B. PLACER AU PREMIER PLAN LA QUALITÉ DES SOINS
Une démarche protéiforme complexe...
Depuis la réforme hospitalière de 1996 65 ( * ) , les établissements de santé doivent être certifiés pour continuer d'accueillir des patients ; cette évaluation externe indépendante est aujourd'hui réalisée par la HAS, dans le cadre d'une procédure véritablement contraignante qu'elle a orientée vers le suivi des pratiques professionnelles pour renforcer la médicalisation de la démarche.
Dans ce cadre, l'agence a rendu obligatoire le recueil d'indicateurs de qualité sur la tenue du dossier patient, le délai d'envoi du courrier de fin d'hospitalisation, le dépistage des troubles nutritionnels, la traçabilité de l'évaluation de la douleur, la tenue du dossier anesthésique et les prescriptions médicamenteuses dans l'infarctus du myocarde.

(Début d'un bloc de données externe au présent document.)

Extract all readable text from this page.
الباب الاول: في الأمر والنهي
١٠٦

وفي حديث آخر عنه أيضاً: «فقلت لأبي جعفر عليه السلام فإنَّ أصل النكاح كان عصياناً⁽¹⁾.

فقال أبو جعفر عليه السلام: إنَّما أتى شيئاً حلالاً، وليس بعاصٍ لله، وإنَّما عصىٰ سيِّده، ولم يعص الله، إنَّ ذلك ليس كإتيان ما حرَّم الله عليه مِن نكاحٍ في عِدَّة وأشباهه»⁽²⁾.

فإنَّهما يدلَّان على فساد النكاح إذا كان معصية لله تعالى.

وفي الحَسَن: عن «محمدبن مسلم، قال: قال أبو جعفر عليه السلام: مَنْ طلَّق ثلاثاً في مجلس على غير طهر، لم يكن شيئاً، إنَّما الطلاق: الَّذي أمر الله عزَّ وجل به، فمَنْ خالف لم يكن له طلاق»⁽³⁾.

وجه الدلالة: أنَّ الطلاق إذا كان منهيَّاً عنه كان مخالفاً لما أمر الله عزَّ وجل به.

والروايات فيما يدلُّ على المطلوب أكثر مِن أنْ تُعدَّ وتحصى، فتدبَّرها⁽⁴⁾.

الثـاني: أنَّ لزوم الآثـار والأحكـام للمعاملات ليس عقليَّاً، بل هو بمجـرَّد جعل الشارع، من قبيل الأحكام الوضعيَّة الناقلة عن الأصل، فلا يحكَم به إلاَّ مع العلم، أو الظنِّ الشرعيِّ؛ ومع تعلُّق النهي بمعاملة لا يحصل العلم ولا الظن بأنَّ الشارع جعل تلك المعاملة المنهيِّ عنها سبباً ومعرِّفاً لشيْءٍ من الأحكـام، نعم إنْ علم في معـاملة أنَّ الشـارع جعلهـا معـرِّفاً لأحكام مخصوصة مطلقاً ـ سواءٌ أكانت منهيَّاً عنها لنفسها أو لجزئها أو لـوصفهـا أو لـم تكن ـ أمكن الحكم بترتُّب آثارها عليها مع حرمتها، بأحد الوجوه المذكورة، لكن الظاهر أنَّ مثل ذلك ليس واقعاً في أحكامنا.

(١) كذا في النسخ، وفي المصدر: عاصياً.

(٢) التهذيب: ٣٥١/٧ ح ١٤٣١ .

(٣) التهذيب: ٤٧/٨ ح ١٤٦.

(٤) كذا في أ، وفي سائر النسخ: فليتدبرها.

En outre, le ministère de la santé et la HAS ont ouvert un site internet , « Platines » (plateforme d'informations sur les établissements de santé), qui entend fournir une information « grand public » sur l'activité et la qualité des établissements. Divers indicateurs y sont présentés qui recoupent ceux demandés par la HAS pour la certification : lutte contre les infections nosocomiales 66 ( * ) , hygiène des mains, surveillance des patients opérés, bon usage des antibiotiques, staphylocoque doré, partage d'informations au cours d'une hospitalisation ou dans le cadre d'une anesthésie, communication avec le médecin traitant, mesure de la douleur, suivi du poids...
On le voit, la notion de qualité des soins est protéiforme ; elle recoupe la sécurité des patients, la gestion des risques liés à la prise médicamenteuse, à l'utilisation de dispositifs médicaux, implantables ou non, à l'environnement (eau, air, alimentation, déchets...), le suivi de procédures de surveillance, par exemple pour les produits sanguins,... Qui plus est, certaines mesures prêtent à sourire : un responsable hospitalier a par exemple expliqué à la mission que le critère d'hygiène des mains était principalement apprécié selon le niveau des achats en savon de l'hôpital...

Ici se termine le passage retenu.